Retatrutide (development code LY3437943) is an investigational synthetic peptide developed by Eli Lilly and Company and classified pharmacologically as a single molecule that engages three receptors simultaneously: the glucagon receptor (GCGR), the glucose-dependent insulinotropic polypeptide receptor (GIPR), and the glucagon-like peptide-1 receptor (GLP-1R). Unlike compounds whose stories begin with a single discovery event, retatrutide sits at the convergence of three separate hormone-discovery timelines that unfolded across roughly seven decades of endocrinology. This history article traces those three lineages, then follows how the peptide chemistry that unified them progressed from proof-of-concept co-agonists into a registered clinical program.

Retatrutide chemical structure (research reference)

Figure: chemical structure of Retatrutide.

Three Hormones, Three Timelines

Retatrutide's design cannot be understood without the sequence in which its three target hormones entered the scientific record. Each was isolated by a different group, in a different decade, for a different physiological question.

Glucagon (1920s isolation, 1955 crystallization)

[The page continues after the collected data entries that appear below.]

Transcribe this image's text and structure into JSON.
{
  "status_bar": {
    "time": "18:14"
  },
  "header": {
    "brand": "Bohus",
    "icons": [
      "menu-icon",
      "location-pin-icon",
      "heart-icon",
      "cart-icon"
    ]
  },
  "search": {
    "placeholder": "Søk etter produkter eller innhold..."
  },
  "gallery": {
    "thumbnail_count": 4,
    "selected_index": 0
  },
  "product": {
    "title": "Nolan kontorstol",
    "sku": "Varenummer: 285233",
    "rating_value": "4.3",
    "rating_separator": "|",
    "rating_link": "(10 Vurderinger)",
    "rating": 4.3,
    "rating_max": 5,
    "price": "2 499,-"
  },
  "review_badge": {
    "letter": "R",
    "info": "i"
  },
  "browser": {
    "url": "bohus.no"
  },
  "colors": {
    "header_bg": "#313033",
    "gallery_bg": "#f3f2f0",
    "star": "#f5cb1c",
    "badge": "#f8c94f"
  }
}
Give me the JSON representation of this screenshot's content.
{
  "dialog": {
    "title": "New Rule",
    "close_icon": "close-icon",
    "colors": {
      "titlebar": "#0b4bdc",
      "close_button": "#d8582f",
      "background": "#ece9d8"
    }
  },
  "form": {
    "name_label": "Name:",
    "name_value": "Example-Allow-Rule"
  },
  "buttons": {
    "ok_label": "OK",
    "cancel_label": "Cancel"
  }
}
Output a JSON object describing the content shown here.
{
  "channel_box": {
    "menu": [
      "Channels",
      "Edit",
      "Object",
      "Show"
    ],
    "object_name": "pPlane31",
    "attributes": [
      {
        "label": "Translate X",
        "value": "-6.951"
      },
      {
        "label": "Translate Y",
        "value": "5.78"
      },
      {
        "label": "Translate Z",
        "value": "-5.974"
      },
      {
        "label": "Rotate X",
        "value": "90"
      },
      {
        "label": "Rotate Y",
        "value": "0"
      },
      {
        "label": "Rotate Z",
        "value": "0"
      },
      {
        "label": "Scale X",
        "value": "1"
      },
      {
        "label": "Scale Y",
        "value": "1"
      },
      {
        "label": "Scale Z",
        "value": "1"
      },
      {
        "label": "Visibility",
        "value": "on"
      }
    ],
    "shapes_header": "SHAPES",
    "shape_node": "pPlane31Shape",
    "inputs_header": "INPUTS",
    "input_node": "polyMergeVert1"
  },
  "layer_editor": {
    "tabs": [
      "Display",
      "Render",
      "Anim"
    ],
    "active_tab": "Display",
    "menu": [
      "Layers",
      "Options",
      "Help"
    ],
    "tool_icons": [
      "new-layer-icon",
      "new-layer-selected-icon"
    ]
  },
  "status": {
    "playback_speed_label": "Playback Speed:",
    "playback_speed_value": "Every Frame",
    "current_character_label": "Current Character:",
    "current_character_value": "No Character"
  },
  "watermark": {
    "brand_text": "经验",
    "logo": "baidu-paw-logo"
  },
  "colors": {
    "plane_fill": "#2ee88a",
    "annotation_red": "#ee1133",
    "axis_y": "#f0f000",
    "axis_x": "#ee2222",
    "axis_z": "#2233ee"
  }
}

Glucagon was the earliest of the three to be recognized. Its hyperglycemic activity was noted in the 1920s alongside the isolation of insulin, but a purified, crystalline preparation was not obtained until Staub, Sinn, and Behrens reported the purification and crystallization of glucagon from pancreatic extracts in 1955, establishing it as a discrete polypeptide distinct from insulin.[1] Subsequent work over the following decades characterized glucagon's role in hepatic glucose output through glycogenolysis and gluconeogenesis, and the eventual molecular cloning of the glucagon receptor provided the pharmacological framework later exploited by GCGR-containing multi-agonists.

GIP (early 1970s)

Glucose-dependent insulinotropic polypeptide was characterized in the early 1970s as a gut-derived peptide that stimulates insulin secretion under hyperglycemic conditions. Its identification as a hormone secreted by intestinal K cells in response to nutrient ingestion made it one of the two classical incretin hormones. The later cloning and expression of the human GIP receptor enabled the receptor-pharmacology studies that would eventually inform GIPR-targeting peptide design.

GLP-1 (1980s)

Glucagon-like peptide-1 was the last of the three to be defined, emerging from molecular studies of the proglucagon gene in the 1980s. Investigators established that tissue-specific processing of proglucagon in intestinal L cells yields GLP-1, a glucose-dependent insulinotropic peptide. A pivotal pharmacological bridge came from an unrelated source: exendin-4, a peptide isolated from the venom of the Gila monster (Heloderma suspectum), was shown to be a potent, protease-resistant GLP-1 receptor agonist,[2] furnishing the chemical proof-of-concept for a durable GLP-1R agonist and seeding the entire incretin-therapeutics field.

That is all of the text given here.